I figured if I repeated what he said for a while, he wouldn’t know I was completely lost for maybe two or three minutes if I were lucky.

“You see,” he explained, “if the clock says 1 p.m., real time, then you add 35 minutes to it for Tucumcari time. So if you have a meeting, say at 3 p.m. then you know that no one will even think about getting there before 3:35.”

“Wow,” I said with knowledge about to dawn. “That explains why I’m always standing around for about 30 minutes when I go some place for meetings and interviews. Where did you learn this?”

“Well,” he said in a sage voice, “I never really realized it until I went away to college. I would arrive on Tucumcari time and classes would be started or meetings would be over, and then I finally understood.”

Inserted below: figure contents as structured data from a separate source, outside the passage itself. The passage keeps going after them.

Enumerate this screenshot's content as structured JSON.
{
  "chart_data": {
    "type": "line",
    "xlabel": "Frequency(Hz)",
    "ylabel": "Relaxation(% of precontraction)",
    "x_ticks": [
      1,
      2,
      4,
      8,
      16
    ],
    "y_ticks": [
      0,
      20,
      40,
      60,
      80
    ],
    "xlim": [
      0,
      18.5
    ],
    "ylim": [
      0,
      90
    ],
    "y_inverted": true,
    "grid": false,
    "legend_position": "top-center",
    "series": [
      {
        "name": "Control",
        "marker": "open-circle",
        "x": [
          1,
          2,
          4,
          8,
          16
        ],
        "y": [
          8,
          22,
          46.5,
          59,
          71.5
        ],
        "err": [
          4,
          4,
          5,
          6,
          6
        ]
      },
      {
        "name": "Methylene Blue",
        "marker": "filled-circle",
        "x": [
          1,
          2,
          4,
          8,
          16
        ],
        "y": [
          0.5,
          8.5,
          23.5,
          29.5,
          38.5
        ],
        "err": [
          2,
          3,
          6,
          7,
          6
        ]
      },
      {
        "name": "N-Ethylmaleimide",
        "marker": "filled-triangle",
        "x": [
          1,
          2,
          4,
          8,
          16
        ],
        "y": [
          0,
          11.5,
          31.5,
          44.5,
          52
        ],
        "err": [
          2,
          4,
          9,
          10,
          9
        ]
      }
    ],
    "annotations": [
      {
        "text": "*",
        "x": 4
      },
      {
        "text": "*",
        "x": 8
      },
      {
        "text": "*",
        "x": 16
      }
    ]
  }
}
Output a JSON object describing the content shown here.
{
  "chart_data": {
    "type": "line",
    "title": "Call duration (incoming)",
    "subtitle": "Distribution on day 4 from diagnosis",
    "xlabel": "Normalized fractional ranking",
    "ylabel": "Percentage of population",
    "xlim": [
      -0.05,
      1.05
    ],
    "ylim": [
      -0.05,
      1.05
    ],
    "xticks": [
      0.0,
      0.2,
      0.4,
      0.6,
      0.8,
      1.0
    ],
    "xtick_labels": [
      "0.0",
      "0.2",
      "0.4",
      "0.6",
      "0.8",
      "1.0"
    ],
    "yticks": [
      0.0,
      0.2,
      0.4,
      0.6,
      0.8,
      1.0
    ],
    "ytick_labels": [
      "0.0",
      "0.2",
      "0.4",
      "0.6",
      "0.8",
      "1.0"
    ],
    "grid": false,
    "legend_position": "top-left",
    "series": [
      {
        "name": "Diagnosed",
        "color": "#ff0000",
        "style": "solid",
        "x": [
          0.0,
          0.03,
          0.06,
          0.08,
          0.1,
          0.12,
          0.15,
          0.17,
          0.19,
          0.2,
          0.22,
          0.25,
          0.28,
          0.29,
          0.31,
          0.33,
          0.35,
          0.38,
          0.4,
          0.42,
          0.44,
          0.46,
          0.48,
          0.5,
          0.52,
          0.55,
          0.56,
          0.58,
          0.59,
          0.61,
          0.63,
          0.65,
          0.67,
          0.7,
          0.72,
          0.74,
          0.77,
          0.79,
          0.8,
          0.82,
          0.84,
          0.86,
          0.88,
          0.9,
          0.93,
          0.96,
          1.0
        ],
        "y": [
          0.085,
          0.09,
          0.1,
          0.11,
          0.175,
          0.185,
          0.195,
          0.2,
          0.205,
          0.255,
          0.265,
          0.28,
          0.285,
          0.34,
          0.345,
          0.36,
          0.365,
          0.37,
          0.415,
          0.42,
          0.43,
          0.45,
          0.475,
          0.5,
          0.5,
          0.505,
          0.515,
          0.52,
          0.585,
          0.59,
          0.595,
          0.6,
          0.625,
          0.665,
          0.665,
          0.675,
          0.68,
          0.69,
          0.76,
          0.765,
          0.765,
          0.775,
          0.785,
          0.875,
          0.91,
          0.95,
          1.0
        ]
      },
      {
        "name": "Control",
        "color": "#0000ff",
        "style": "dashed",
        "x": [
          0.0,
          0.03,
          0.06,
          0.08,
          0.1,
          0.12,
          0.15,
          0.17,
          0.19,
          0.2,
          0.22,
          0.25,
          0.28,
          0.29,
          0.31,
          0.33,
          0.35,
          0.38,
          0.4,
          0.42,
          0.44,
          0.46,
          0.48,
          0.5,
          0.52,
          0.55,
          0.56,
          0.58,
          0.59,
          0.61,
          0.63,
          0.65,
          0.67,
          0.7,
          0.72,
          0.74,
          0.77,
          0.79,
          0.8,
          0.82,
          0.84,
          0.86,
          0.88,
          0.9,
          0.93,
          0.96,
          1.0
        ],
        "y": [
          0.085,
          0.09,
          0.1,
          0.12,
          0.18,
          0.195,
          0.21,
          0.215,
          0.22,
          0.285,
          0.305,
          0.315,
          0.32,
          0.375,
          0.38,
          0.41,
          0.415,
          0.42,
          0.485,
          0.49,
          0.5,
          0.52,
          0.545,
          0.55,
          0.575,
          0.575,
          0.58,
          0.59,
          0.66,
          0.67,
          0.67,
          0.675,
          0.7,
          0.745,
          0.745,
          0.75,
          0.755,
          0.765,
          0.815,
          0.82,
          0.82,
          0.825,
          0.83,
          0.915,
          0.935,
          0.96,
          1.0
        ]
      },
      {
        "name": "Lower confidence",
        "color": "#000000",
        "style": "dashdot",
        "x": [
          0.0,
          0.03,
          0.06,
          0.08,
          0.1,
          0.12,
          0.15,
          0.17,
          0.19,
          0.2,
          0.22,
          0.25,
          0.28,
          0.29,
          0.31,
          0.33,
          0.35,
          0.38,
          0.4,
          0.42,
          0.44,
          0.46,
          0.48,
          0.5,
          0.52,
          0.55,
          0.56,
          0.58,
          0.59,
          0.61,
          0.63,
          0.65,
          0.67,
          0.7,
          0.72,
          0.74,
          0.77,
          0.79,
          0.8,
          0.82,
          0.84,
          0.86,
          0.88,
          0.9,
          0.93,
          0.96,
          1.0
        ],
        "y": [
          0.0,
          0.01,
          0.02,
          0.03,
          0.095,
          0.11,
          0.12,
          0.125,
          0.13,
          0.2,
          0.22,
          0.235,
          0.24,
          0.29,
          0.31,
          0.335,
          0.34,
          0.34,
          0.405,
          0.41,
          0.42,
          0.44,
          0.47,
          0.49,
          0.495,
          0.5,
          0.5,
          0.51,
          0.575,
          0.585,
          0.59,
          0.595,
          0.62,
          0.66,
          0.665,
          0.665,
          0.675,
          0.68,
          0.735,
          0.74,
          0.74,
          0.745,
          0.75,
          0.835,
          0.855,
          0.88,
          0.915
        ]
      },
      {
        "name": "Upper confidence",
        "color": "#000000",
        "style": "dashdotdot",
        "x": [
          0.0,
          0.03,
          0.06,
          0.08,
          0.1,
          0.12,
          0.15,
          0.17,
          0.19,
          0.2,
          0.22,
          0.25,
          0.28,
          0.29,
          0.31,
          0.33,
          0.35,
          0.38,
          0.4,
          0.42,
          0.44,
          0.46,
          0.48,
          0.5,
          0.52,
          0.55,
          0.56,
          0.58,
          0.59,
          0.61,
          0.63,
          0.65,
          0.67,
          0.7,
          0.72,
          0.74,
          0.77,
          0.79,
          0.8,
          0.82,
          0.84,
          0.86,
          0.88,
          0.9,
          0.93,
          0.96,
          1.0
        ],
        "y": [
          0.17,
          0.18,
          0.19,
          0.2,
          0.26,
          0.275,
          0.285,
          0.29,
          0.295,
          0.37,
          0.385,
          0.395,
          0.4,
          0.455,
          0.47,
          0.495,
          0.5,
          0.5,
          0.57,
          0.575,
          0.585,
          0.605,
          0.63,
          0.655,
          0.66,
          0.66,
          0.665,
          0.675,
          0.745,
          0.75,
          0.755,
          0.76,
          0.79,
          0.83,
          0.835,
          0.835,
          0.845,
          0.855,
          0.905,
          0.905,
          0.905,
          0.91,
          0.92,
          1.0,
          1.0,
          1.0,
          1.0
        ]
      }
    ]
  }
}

“Wow,” I said once again, “this is going to save me a lot of time. Just tonight I have to take pictures of a basketball game in Santa Rosa at 6 p.m. and now I know not to go until 35 minutes later than I was told.”

“Ahh..,no” he said interrupting my musings.

“No?” I was back to repeating again.

“No, you see, you can’t measure ‘Santa Rosa time’ in minutes. You have to do that in days.”